Solomon Hsiang shares some bad news:
Persistently reduced labor productivity may be one of the largest economic impacts of anthropogenic climate change. . . .
Two percent per degree Celsius . . . That’s the magic number for how worker productivity responds to warm/hot temperatures.
In my 2010 PNAS paper, I [Hsiang] found that labor-intensive sectors of national economies decreased output by roughly 2.4% per degree C and argued that this looked suspiously like it came from reductions in worker output. Using a totally different method and dataset, Matt Neidell and Josh Graff Zivin found that labor supply in micro data fell by 1.8% per degree C. Both responses kicked in at around 26C.
Chris Sheehan just sent me this NYT article on air conditioning, where they mention this neat natural experiment:
[I]n the past year, [Japan] became an unwitting laboratory to study even more extreme air-conditioning abstinence, and the results have not been encouraging. After the Fukushima earthquake and tsunami knocked out a big chunk of the country’s nuclear power, the Japanese government mandated vastly reduced energy consumption. To that end, lights have been dimmed and air-conditioners turned down or off, so that offices comply with the government-prescribed indoor summer temperature of 82.4 degrees (28 Celsius); some offices have tried as high as 86.
Unfortunately, studies by Shin-ichi Tanabe, a professor of architecture at Waseda University in Tokyo who has long been interested in “thermal comfort,” found that while workers tolerated dimmer light just fine, every degree rise in temperature above 25 Celsius (77 degrees Fahrenheit) resulted in a 2 percent drop in productivity. Over the course of the day that meant they accomplished 30 minutes less work, he said.
Personally, I like the hot weather (as long as I’m not in a crowded bus or train), but then again I enjoy the occasional spot of low productivity.
Hsiang discusses Neidell and Zivin’s paper in detail here, including the killer graphs shown above.
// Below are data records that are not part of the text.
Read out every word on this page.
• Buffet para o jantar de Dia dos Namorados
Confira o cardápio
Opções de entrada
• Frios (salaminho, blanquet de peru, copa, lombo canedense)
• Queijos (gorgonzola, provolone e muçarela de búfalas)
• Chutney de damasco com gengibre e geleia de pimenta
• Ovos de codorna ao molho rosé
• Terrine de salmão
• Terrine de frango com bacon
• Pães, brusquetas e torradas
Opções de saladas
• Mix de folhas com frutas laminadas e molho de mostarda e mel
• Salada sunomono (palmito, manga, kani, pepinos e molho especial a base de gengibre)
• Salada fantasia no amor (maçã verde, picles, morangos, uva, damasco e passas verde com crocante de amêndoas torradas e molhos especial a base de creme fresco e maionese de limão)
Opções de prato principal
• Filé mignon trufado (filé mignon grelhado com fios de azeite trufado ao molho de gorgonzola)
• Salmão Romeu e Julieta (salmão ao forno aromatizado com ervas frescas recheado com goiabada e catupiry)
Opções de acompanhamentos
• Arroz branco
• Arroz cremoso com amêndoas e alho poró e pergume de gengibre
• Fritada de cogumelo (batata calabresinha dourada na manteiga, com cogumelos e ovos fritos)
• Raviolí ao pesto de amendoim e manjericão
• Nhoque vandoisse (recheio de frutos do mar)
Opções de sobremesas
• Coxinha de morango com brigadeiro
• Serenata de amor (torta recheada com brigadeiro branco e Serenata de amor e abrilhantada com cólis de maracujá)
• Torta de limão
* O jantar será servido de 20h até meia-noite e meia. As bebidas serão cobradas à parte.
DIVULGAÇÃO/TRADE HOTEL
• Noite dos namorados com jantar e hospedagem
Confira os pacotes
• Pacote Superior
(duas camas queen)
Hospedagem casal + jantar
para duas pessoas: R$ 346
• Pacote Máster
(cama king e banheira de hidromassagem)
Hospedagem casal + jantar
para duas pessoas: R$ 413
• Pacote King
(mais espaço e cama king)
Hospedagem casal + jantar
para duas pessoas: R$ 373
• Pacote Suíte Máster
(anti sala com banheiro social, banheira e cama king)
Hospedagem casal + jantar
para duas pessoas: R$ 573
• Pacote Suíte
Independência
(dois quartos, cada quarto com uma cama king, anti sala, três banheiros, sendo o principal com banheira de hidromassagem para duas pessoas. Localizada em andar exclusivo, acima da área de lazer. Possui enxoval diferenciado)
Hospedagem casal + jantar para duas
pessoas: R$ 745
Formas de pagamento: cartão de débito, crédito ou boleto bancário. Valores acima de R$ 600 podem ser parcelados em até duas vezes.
Matt’s graph uses micro-data from the American Time Use Survey combined with interpolated daily weather station data while mine [Hsiang’s] uses total national production from UN national accounts combined with degree-day reconstructions from NCEP reanalysis, so they are completely different data sets utilizing completely different methods, but the results look extremely similar! On hot days, output in non-agricultural sectors drops and workers work less.
Furthermore, not only do the shape of the response-functions look similar, but the magnitudes of the responses are similar. . . . Matt and Josh found time worked fell by about 1.8% per 1 C in daily mean temperature [12.5%/((39.2 C-25.3 C)/2)] while I found that national output fell by about 2.9% per 1 C in daily mean temperature [10/(30.5-27)]. . . .
Reductions in worker output have never been included in economic models of future warming (see here and here) despite the fact that experiments fifty years ago showed that temperature has a strong impact on worker output (see here and here). In my dissertation I did some back-of-the-envelope estimates using the above numbers and found that productivity impacts alone might reduce per capita output by ~9% in 2080-2099 (in the absence of strong adaptation). This cost excedes the combined cost of all other projected economic losses combined.